Ma i valori di idrogeno solforato rilevati dal campionatore passivo dimostrano comunque che qualcosa all’interno del Centro Oli deve essere successa, a dispetto di quanto l’Eni si è affrettata a smentire in quelle ore. E, ieri, nonostante gli aggiornamenti dell’Arpab la posizione non è cambiata. In una nota Eni ha dichiarato la propria «totale estraneità al fenomeno segnalato dai lavoratori della ditta», confermando che «non si è verificato alcun evento incidentale, anomalia o problema impiantistico all’interno dello stabilimento».
A supporto di quanto dichiarato la società ha dichiarato di aver mostrato, nel corso del tavolo tecnico che si è svolto in Regione, i dati del sistema di monitoraggio ambientale relativi alle portate ed alle concentrazioni degli inquinanti ai camini delle apparecchiature, e i parametri di esercizio dell’impianto e le registrazioni dei dati di qualità dell’aria effettuati dalla nostra centralina di monitoraggio. «Tutti i dati presentati sono stati messi a disposizione delle Autorità competenti e testimoniano il totale rispetto dei limiti autorizzati e l’assenza di variazioni delle condizioni di normale esercizio dello stabilimento».

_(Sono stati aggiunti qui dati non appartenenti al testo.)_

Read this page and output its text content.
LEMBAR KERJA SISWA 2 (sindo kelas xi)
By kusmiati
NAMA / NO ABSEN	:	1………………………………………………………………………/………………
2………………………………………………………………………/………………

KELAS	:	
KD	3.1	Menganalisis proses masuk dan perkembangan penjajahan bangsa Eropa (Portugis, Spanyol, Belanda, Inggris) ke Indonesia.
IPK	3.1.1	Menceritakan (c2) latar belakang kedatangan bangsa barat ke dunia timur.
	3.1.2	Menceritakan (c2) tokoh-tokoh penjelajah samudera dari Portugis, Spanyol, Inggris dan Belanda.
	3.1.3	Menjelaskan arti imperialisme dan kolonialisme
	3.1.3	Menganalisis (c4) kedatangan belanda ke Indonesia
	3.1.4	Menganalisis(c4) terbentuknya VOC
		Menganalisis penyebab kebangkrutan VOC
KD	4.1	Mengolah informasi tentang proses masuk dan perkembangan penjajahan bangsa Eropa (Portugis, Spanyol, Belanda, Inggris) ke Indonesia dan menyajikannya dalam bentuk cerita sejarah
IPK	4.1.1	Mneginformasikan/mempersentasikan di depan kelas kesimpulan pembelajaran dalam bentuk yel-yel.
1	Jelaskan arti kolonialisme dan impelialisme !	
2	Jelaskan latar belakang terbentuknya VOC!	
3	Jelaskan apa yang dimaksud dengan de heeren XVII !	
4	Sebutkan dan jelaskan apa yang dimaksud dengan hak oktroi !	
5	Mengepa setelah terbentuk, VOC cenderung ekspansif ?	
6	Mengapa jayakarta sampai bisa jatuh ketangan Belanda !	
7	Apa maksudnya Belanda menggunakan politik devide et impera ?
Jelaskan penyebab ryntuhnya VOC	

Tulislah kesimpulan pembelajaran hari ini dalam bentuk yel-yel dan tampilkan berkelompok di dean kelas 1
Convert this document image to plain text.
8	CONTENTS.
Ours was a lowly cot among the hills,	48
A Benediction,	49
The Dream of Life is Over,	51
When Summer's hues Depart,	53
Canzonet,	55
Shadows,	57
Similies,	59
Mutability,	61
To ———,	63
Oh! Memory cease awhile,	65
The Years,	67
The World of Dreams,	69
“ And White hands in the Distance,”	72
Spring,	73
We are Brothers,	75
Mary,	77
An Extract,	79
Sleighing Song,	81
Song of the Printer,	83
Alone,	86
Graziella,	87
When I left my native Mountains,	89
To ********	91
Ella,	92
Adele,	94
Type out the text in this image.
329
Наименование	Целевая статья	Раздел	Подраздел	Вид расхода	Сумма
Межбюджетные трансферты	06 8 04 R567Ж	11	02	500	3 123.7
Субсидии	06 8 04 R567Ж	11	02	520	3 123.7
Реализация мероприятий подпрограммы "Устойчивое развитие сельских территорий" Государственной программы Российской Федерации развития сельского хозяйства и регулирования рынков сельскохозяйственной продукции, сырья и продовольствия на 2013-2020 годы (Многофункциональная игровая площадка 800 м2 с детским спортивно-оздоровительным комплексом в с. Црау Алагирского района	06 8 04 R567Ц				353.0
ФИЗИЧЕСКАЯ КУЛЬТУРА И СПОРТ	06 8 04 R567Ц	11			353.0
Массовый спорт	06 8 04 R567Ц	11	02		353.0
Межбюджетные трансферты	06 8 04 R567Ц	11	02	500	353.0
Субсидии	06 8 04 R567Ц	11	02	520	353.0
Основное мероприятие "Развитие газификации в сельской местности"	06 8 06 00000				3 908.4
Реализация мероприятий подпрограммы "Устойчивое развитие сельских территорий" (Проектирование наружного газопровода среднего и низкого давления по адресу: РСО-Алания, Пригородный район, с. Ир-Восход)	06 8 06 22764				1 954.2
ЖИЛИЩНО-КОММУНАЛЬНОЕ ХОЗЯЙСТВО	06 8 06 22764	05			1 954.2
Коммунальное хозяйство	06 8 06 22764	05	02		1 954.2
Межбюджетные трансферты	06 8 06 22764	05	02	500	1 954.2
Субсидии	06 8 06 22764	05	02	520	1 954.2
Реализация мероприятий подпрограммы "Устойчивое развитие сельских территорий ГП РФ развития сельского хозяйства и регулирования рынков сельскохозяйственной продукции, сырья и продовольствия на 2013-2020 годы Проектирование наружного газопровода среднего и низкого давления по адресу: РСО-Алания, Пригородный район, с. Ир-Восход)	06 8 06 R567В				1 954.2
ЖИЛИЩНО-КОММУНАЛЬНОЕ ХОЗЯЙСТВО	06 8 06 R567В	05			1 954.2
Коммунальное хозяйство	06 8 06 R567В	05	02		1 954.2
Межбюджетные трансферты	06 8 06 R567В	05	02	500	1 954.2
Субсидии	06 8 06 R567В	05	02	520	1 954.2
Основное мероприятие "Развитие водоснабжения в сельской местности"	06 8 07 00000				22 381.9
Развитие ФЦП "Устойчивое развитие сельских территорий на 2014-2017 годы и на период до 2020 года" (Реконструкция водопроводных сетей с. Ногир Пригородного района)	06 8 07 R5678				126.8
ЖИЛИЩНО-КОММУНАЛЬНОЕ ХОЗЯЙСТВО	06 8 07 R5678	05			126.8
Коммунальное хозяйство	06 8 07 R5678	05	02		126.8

Ma se il malore che ha colpito gli operai della Elbe è un singolo episodio, non lo è per niente quell’odore acre di uova marce, a volte quasi nauseante, costante fissa nelle vite della popolazione che abita a ridosso del Centro Oli. Sono loro a correre i maggiori rischi per l’esposizione a questo gas tossico che in dosi eccessive può provocare conseguenze molto gravi. Da tempo chiedono, e ora più che mai, un sistema di monitoraggio migliore, più capillare e soprattutto costante. Gli strumenti dell’Arpab misurano al momento solo periodicamente i valori di questa sostanza. Il controllo permanente è affidato ai sensori dell’Eni installati nel Centro Oli. Gli stessi che martedì scorso, quando gli operai si sono sentiti male, non hanno segnalato «alcun livello di allarme». Tanto che l’Arpab nei mesi scorsi ha deciso di dotarsi di nuove centraline per consentire il monitoraggio permanente delle emissioni di H2 S. Misuratori che però al momento non sono ancora disponibili. Per fortuna il campionatore passivo nei pressi dell’azienda è riuscito a “raccontarci” la verità su martedì sera. Un dato a cui ora Eni dovrà comunque dare una risposta.